Are we creating a future generation of narcissists with short attention spans?


A permanent selfie pout, scattered attention span and overdeveloped thumbs. Will this be the defining features of our generation? For decades the nature versus nurture debate has raged, but the overwhelming evidence in this digital age seems to point to nurture fast overtaking nature, as caregivers of children globally face an uphill battle against the potential harmful effects of digital technology.


As South Africa commemorates Child Protection Week 2020, and marches towards Youth Day in June later this month, we find ourselves immersed in the reality of social distancing. At this time the reliance on the internet and social media to remain socially connected has seen technology’s grip on our citizens deepen to new levels. From streaming movies for entertainment, to attending school online – the digital space has many positive selling points. However, we still need to guard against the threats that it poses, especially for the young and vulnerable. A digital device makes many people feel untouchable as it removes the element of face-toface interaction. The same restraint that someone might feel in person seems to dissipate when they post hurtful, prejudiced or violent content online. Especially amongst the younger generation, the consequences attached to actions committed in a digital world seems less real. We see this especially in the rapid spread of cyberbullying and cybermisogyny. According to a study by Ipsos, a market research company, South Africa features in the list of countries with high awareness levels of this scourge. South Africa ranked fourth among countries where this problem is acknowledged; only ranking below Sweden, Italy and Chile among the 22 countries surveyed. This is encouraging since awareness and acknowledgement of a problem is often the first critical step to resolving it.
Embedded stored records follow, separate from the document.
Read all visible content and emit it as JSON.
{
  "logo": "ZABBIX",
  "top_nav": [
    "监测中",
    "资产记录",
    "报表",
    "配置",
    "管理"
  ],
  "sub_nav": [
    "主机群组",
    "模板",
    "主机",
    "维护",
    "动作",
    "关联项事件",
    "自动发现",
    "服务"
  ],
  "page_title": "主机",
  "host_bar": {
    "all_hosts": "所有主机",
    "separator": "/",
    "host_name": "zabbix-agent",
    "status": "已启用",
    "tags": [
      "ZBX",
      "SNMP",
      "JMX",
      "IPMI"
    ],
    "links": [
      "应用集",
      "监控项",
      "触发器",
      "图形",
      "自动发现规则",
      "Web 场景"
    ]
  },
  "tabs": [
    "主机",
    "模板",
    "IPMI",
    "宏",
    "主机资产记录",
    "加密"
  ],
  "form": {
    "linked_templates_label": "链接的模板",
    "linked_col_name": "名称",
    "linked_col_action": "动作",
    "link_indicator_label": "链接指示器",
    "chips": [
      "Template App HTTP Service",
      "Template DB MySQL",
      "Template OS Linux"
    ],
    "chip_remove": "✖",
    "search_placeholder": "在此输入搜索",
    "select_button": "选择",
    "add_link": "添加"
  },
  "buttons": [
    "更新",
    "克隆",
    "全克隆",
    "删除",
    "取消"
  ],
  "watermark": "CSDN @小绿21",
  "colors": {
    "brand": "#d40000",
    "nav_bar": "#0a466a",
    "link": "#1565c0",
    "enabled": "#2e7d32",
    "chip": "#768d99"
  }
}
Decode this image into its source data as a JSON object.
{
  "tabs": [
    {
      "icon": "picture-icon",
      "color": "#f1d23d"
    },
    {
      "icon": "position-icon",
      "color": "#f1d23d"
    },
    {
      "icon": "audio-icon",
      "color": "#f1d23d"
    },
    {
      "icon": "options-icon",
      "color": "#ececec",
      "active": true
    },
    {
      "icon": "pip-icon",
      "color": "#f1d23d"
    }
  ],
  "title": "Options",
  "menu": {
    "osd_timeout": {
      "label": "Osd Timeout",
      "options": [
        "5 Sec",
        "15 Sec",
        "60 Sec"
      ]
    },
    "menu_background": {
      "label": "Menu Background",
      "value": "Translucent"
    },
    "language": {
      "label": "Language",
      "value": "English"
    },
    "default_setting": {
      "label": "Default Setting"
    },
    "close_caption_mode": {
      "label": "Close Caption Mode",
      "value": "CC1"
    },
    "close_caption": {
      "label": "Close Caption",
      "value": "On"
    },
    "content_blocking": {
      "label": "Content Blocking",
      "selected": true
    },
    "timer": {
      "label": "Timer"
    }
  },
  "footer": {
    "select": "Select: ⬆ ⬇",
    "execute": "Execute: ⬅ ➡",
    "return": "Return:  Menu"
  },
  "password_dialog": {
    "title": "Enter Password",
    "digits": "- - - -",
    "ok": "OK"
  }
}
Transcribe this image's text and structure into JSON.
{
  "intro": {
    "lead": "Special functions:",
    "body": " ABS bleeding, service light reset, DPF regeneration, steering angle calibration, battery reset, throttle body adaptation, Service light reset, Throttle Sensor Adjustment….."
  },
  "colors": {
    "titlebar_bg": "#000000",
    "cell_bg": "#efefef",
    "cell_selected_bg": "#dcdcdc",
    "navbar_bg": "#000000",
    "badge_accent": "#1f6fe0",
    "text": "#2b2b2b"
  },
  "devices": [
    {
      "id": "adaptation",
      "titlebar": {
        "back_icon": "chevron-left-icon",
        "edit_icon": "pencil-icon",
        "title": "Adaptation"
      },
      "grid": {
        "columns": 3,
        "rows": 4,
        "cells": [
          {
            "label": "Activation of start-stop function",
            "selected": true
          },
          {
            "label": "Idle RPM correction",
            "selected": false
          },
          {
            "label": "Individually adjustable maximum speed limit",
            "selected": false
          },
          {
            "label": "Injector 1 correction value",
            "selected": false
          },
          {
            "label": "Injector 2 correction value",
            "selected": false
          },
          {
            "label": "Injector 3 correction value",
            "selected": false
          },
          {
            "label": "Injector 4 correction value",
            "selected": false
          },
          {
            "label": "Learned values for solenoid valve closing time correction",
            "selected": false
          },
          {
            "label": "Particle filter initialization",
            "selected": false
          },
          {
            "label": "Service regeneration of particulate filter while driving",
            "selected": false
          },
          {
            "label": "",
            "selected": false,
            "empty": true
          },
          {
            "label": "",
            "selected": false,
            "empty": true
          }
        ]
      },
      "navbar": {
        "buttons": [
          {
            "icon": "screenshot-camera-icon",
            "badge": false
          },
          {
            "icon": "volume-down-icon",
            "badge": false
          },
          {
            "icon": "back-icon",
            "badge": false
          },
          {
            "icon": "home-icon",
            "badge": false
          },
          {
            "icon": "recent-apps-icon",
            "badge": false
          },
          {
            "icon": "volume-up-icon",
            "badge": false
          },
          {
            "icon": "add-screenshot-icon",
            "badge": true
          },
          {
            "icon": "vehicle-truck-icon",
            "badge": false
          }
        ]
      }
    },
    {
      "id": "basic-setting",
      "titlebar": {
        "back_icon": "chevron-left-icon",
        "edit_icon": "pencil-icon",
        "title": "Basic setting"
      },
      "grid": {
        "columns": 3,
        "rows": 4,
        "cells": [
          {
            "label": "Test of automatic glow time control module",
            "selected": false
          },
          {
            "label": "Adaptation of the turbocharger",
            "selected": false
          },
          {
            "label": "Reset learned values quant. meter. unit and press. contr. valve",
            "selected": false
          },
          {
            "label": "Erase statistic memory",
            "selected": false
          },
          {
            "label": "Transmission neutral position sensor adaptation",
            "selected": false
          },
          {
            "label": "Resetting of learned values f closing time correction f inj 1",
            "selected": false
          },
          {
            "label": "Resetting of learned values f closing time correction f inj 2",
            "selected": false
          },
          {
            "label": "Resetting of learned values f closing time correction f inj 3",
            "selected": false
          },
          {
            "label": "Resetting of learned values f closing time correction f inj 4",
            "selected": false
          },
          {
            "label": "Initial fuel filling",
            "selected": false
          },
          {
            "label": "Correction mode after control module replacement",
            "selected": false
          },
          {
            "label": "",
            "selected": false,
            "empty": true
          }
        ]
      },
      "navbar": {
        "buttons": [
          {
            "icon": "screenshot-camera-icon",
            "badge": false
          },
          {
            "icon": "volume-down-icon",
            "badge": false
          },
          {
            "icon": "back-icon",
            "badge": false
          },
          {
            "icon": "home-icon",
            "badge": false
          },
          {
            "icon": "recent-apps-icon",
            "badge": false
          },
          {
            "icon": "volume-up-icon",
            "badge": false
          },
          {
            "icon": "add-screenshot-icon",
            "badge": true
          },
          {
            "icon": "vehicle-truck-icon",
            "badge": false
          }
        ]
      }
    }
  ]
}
Online harassment is just the tip of the cyber iceberg amongst our children, that cuts to the heart of respect for individual human rights. Viral videos showing violence against children, sometimes perpetrated by their caregivers as well as other children, is on the increase in the country pre and during lockdown. More concerning are the images of child sexual abuse materials (CSAM) and sexual conduct, circulated by our youth on peer-to-peer networks as well as social media – without regard for the damage induced, both reputational and psychological. “The internet has no firewall for patriarchy”, says Oupa Makhalemele, the Film and Publications Board (FPB) acting Research Manager.

Sexual predators find an anonymous home on the internet, where it is easy to build a persona that is very different from reality, that can be used to exploit others. ‘Stranger danger’ is a mantra that caregivers should be teaching their children in the real as well as virtual world.

The FPB conducts a convergence survey every two years to assess the extent to which the classification guidelines used by the FPB to assign age ratings to content are aligned to public sentiment. Our recent top line results show that more than 35% of parents do not monitor their children’s online presence. This means that our children are left exposed to potential perpetrators, predators and cyber bullies. Children are not psychologically or emotionally equipped to deal with this kind of trauma and need to be educated on the risks faced when online.

Internet service providers have their own community standards for the use of their products and services. Parents and caregivers are encouraged to familiarize themselves with these, and to ensure that their children maintain these guidelines by monitoring their digital and social media activity.

As we enter the fourth industrial revolution, the regulation of content in the digital space will become more critical. For the time being, parents and caregivers are our first line of defence that our children have against the permanent damage that can be inflicted in the digital realm.

Online circulation of information/images/videos creates a digital footprint that is difficult to erase, and the psychological effect of these images can be very damaging, as we have seen from cases of revenge pornography and cyber bullying. The Internet never forgets.

An “Always On” digital presence is an affliction that affects not only children and youth but adults as well. When adults conduct Twitter wars or indulge in slandering others from the “safety” of an online persona what example are they setting for an impressionable youth? When parents bury themselves in virtual games or spend hours on social media instead of giving attention to the needs of children what behaviour are they modeling?

This Child Protection Week and Youth Month the FPB calls on parents, caregivers and community activists to step up and be the moral compass that our children need to steer successfully through a digital world.